Poudriere still works with old subversion which is no longer used.
But it does not work with the never git which is used ?
So we need to go manual ?


----------



## Lamia (May 9, 2021)

It works with git....The method you chose determines if git, svn or any other should be used.


----------



## Alain De Vos (May 9, 2021)

I don't think you can poudriere make checkout the kernel sources of git releng/13.0


----------



## Jose (May 9, 2021)

Alain De Vos said:


> I don't think you can poudriere make checkout the kernel sources of git releng/13.0


Poudriere is used to build packages, why would it need the kernel sources? Also, Poudriere definitely works with Git, but unfortunately uses the old Github URLs by default. Unfortunately, the way to make it use a custom URL is not documented. This was all hashed out in the freebsd-ports mailing list, and echoed on these forums.








						Ports transitioned to git.
					

I'm not sure what the problem is here. The transition is complete. Pushing changes to mirrors on Github, Gitlab etc is entirely irrelevant for using the official repo. net/gitup will work just fine with it.




					forums.FreeBSD.org
				











						Ports transitioned to git.
					

IOW, ignore it if you know you handle your local repository correctly  I only have a handful of additional patch files (read: untracked files) in my ports tree, that git is not aware of.
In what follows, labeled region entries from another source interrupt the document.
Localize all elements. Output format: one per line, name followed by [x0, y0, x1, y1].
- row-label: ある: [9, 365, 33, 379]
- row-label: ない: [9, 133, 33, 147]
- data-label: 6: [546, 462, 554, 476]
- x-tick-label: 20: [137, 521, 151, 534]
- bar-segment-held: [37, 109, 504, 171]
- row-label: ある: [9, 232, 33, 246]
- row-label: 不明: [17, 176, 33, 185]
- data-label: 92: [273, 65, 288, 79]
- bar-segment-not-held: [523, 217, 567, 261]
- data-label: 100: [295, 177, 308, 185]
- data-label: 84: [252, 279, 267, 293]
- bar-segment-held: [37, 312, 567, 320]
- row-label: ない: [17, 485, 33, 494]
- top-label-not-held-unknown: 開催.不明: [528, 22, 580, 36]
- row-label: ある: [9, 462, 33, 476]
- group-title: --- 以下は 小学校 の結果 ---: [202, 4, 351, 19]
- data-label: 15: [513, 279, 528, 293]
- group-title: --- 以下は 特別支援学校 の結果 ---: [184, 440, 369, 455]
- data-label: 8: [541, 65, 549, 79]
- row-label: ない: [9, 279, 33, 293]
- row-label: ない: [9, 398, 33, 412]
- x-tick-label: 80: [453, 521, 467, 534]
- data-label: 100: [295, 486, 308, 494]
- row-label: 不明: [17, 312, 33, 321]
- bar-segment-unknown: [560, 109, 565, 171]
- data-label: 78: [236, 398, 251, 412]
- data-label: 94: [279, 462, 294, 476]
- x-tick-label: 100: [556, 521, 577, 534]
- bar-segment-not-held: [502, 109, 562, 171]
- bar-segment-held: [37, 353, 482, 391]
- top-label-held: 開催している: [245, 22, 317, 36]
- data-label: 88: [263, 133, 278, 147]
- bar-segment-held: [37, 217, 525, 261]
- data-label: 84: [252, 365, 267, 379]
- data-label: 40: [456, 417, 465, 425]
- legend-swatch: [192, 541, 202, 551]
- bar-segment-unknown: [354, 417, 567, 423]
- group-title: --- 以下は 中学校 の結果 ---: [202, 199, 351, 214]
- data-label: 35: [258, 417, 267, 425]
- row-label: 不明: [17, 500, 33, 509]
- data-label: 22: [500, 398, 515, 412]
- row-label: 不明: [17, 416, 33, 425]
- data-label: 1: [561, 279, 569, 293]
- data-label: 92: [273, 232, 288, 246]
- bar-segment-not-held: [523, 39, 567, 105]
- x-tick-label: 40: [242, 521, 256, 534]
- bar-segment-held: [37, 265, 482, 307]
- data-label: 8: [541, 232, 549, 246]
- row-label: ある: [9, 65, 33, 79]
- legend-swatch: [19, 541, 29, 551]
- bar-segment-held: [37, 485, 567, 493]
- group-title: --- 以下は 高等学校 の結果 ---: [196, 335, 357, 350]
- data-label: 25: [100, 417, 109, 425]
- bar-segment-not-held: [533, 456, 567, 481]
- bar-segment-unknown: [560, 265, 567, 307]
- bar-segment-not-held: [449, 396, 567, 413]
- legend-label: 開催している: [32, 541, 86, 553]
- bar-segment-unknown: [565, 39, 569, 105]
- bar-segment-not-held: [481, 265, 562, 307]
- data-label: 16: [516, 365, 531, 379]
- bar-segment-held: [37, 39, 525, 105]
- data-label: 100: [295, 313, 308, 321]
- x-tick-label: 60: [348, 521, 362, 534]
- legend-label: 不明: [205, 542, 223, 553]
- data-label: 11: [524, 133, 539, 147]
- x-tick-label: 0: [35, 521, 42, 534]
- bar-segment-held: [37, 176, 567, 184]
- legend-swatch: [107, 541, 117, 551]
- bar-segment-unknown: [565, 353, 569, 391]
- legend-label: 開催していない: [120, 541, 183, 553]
For the time being I'd like to keep it that way and I guess that shouldn't be a problem then?




					forums.FreeBSD.org


----------



## BjarneB (May 9, 2021)

This is how I moved from svn to git with poudriere:
`pkg install  git-lite
      poudriere  ports -d -p  HEAD
      poudriere ports -c -p HEAD -U https://git.freebsd.org/ports.git  -B main -m git+https`
Done.
Poudrier woking with git.


----------